ChatGPT

ChatGPT has a scary security risk after new update. Is your data in trouble?



Thanks to new ChatGPT updates like the Code Interpreter, OpenAI’s popular generative artificial intelligence is rife with more security concerns. According to research from security expert Johann Rehberger (and follow-up work from Tom’s Hardware), ChatGPT has glaring security flaws that stem from its new file-upload feature.

OpenAI’s recent update to ChatGPT Plus added a myriad of new features, including DALL-E image generation and the Code Interpreter, which allows Python code execution and file analysis. The code is created and run in a sandbox environment that is unfortunately vulnerable to prompt injection attacks.

A known vulnerability in ChatGPT for some time now, the attack involves tricking ChatGPT into executing instructions from a third-party URL, leading it to encode uploaded files into a URL-friendly string and send this data to a malicious website.

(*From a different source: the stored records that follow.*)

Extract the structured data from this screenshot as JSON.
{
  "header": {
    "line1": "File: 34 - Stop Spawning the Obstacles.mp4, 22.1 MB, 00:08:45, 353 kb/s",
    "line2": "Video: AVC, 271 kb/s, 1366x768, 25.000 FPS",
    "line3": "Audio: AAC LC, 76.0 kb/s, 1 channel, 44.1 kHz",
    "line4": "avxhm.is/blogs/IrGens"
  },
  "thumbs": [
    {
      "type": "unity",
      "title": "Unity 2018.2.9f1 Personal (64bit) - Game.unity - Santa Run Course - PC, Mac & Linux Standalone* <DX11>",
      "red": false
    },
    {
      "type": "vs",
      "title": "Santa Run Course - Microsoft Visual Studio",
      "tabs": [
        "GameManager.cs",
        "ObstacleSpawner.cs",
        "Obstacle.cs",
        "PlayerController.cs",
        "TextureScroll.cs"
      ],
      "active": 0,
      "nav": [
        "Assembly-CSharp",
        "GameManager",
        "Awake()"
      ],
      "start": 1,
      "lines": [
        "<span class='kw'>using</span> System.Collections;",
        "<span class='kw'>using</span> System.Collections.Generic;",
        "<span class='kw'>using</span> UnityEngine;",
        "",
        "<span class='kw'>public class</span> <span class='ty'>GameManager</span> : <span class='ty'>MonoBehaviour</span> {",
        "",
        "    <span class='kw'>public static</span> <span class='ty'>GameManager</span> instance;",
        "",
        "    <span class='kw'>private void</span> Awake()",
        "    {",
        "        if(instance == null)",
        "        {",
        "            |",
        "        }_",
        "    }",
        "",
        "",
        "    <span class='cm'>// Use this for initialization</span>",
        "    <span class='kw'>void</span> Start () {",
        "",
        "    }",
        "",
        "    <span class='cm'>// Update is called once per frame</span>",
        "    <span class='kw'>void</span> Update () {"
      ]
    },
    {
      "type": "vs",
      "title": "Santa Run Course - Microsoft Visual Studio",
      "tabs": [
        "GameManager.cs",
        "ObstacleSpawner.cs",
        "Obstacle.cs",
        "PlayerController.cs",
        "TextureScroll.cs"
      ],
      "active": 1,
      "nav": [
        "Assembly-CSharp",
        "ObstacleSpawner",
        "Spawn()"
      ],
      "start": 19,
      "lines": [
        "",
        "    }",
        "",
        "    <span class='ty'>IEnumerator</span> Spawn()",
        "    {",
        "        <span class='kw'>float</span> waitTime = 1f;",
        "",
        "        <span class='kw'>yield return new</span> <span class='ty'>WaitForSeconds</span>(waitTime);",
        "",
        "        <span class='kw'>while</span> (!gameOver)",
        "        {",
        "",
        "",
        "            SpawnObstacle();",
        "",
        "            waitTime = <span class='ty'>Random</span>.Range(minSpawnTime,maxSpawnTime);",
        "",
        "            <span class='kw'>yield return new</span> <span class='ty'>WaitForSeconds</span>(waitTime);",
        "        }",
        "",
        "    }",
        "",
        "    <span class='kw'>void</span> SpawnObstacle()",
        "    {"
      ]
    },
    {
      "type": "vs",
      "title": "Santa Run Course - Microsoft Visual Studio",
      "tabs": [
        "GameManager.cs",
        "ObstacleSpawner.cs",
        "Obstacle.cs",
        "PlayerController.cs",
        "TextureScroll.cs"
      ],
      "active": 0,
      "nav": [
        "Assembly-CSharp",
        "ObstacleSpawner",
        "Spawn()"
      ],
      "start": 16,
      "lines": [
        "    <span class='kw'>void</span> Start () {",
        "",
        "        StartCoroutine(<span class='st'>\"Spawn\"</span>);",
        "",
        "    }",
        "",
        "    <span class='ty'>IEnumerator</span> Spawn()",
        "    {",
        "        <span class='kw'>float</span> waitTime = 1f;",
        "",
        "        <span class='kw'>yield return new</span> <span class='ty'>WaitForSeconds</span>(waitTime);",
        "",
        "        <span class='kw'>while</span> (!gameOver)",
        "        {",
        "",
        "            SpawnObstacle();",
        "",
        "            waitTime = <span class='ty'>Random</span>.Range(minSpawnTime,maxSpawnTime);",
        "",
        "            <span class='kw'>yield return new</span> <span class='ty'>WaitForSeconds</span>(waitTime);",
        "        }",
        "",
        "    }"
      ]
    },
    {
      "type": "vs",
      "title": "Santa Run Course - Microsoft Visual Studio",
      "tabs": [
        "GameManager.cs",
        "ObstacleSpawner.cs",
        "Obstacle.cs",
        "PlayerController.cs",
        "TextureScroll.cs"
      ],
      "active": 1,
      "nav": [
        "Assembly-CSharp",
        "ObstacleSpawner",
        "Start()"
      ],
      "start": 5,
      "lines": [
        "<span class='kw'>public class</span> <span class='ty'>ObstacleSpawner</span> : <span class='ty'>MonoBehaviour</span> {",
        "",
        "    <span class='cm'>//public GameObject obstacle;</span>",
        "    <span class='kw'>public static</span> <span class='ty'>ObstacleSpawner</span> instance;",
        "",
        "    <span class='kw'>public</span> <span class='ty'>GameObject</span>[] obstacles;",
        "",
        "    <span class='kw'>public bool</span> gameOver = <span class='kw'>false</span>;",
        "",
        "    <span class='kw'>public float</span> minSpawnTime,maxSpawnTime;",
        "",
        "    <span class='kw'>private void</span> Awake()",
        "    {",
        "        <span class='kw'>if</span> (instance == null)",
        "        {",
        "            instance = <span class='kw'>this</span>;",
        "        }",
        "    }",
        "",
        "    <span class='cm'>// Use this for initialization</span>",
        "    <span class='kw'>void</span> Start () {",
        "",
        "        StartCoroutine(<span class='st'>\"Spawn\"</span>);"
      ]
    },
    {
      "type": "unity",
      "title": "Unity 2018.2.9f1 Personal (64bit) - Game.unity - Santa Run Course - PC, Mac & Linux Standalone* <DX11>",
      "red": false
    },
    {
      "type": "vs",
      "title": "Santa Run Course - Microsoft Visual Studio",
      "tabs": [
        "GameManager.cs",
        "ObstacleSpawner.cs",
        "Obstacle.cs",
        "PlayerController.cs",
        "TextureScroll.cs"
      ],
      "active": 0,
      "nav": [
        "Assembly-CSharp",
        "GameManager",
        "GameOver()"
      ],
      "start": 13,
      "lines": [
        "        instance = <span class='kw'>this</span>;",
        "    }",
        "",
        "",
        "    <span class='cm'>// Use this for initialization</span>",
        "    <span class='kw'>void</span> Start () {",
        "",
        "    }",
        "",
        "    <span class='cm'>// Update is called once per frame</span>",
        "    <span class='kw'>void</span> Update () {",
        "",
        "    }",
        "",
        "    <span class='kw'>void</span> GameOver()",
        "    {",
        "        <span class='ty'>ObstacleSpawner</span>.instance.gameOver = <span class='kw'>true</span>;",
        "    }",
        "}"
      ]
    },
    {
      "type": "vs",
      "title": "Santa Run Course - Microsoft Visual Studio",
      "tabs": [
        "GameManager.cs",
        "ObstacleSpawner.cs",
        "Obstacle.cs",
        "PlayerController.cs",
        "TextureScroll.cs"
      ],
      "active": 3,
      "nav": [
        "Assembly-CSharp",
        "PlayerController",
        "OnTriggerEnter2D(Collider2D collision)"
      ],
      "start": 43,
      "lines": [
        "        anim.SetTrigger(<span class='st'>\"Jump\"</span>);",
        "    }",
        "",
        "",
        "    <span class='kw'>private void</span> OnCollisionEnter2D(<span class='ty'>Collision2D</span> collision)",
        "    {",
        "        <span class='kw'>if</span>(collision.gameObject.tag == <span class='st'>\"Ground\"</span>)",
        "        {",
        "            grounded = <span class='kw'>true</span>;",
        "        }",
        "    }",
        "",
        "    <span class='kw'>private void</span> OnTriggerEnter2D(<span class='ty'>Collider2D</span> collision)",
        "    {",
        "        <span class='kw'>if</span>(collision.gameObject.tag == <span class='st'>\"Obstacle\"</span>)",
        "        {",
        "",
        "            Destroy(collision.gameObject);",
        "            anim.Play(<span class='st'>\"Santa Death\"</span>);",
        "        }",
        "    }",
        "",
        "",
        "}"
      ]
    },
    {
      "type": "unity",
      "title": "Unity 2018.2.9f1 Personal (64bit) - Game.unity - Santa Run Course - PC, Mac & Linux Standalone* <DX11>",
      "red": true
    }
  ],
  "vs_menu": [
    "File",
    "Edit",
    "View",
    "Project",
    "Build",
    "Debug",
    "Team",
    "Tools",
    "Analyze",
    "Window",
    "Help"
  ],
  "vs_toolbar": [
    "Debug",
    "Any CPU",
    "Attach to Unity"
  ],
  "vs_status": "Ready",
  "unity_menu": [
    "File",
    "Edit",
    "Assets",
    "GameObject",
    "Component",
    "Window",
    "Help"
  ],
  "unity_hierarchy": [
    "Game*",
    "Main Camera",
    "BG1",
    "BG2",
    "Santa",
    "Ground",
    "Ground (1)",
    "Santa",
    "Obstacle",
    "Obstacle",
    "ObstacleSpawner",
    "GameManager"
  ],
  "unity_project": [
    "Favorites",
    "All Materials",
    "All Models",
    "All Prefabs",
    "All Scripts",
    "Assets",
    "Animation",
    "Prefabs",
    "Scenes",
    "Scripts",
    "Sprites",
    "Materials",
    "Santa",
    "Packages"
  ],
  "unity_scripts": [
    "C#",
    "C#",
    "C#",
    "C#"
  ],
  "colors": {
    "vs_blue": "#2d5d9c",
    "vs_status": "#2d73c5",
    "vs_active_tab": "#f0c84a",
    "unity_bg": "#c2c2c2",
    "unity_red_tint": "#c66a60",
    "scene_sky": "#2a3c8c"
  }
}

While the likelihood of such an attack requires specific conditions (e.g., the user must actively paste a malicious URL into ChatGPT), the risk remains concerning. This security threat could be realized through various scenarios, including a trusted website being compromised with a malicious prompt — or through social engineering tactics.

Tom’s Hardware did some impressive work testing just how vulnerable users may be to this attack. The exploit was tested by creating a fake environment variables file and using ChatGPT to process and inadvertently send this data to an external server. Although the exploit’s effectiveness varied across sessions (e.g., ChatGPT sometimes refused to load external pages or transmit file data), it raises significant security concerns, especially given the AI’s ability to read and execute Linux commands and handle user-uploaded files in a Linux-based virtual environment.

As Tom’s Hardware states in its findings, despite seeming unlikely, the existence of this security loophole is significant. ChatGPT should ideally not execute instructions from external web pages, yet it does. Mashable reached out to OpenAI for comment, but it did not immediately respond to our request.